I scanned the story. In addition to the stuff on view, Eastlake had found various eating utensils . . . four cups he claimed were “Italianate” . . . a trivet . . . a box of gears (whatever that might mean) . . . and nails without number. He had also found half a China Man. Not a Chinaman; a China Man. It wasn't pictured, at least not that I could see. The story said Eastlake had been diving on the eroded reefs west of
Duma Key for fifteen years, sometimes to fish, often just to relax. He said he had found all sorts of litter, but nothing of interest. He said that the Alice (he called it that) had generated some remarkably big waves, and they must have shifted the sand inside the reef just enough to reveal what he called “a dumping field.”

“He doesn't call it a wreck,” I said.

“It wasn't,” Wireman said. “There was no boat. He didn't find one, and neither did the dozens of people who helped him try to recover the bodies of his little girls. Only detritus. They would have found a wreck if there was a wreck to find; the water on the southwest end of the Key is no more than twenty-five feet deep all the way out to what remains of Kitt Reef, and it's pretty clear now. Back then it was like turquoise glass.”

“Any theories about how it came to be there?”

“Sure. The best is that some boat close to foundering came blowing in a hundred, two hundred, three hundred years before, shedding shit as it came. Or maybe the crew was tossing stuff overboard to stay afloat. They made repairs after the storm was over and went on their way. It would explain why there was a swath of detritus for Eastlake to find, and also why none of it was particularly valuable. Treasure would have stayed with the ship.”

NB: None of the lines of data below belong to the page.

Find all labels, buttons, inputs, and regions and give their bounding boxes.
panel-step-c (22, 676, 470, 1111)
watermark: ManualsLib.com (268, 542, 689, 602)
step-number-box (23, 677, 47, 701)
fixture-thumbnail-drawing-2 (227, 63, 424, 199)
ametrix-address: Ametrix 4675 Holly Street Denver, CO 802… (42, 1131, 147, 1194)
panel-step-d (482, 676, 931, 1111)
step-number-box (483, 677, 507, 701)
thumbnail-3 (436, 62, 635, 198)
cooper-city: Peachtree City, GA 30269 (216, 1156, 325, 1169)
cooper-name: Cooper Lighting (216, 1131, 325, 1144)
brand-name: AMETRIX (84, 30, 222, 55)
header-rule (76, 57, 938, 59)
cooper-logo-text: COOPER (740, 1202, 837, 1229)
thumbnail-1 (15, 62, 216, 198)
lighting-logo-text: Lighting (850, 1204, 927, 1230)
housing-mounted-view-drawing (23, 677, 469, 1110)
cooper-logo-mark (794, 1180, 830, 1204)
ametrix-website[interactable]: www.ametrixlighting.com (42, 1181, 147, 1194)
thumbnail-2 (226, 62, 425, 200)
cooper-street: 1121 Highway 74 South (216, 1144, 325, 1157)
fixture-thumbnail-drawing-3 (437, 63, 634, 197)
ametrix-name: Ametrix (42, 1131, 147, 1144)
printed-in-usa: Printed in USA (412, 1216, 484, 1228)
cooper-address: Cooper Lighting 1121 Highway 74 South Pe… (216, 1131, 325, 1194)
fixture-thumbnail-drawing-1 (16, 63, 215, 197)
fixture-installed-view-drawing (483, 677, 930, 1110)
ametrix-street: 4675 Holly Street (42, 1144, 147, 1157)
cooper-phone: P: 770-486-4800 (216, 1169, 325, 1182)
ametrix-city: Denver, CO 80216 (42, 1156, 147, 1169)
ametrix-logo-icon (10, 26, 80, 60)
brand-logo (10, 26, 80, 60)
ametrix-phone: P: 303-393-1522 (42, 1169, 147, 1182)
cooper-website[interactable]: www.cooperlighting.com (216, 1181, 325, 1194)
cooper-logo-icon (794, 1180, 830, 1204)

“And the reef wouldn't have ripped the keel out of a boat that got blown in here back in the 1700s? Or 1600s?”

Wireman shrugged. “Chris Shannington says no one knows what the geography of Kitt Reef might have been a hundred and fifty years ago.”

I looked at the spread-out loot. The smiling middle
daughters. The smiling Daddy, who was soon going to have to buy himself a new bathing costume. And I suddenly decided he hadn't been sleeping with the nanny. No. Even a mistress would have told him he couldn't have a newspaper photo of himself taken in that old thing. She would have found a tactful reason, but the real one was right in front of me, after all these years; even with less-than-perfect vision in my right eye, I could see it. He was too fat. Only he didn't see it, and his daughters didn't see it, either. Loving eyes did not see.

Too fat. Something there, wasn't there? Some A that practically demanded a B.

“I'm surprised he talked about what he found at all,” I said. “If you happened on stuff like this today and then blabbed to Channel 6, half of Florida would show up in their little putt-putts, hunting for doubloons and pieces of eight with metal detectors.”

“Ah, but this was another Florida,” Wireman said, and I remembered Mary Ire using the same phrase. “John Eastlake was a rich man, and Duma Key was his private preserve. Besides, there were no doubloons, no pieces of eight—just moderately interesting junk uncovered by a freak storm. For weeks he went down and dived where that debris was scattered on the floor of the Gulf—and it was close in, according to Shannington; at low tide, you could practically wade to it. And sure, he was probably keeping an eye out for valuables. He was a rich man, but I don't think that vaccinates a man against the treasure-bug.”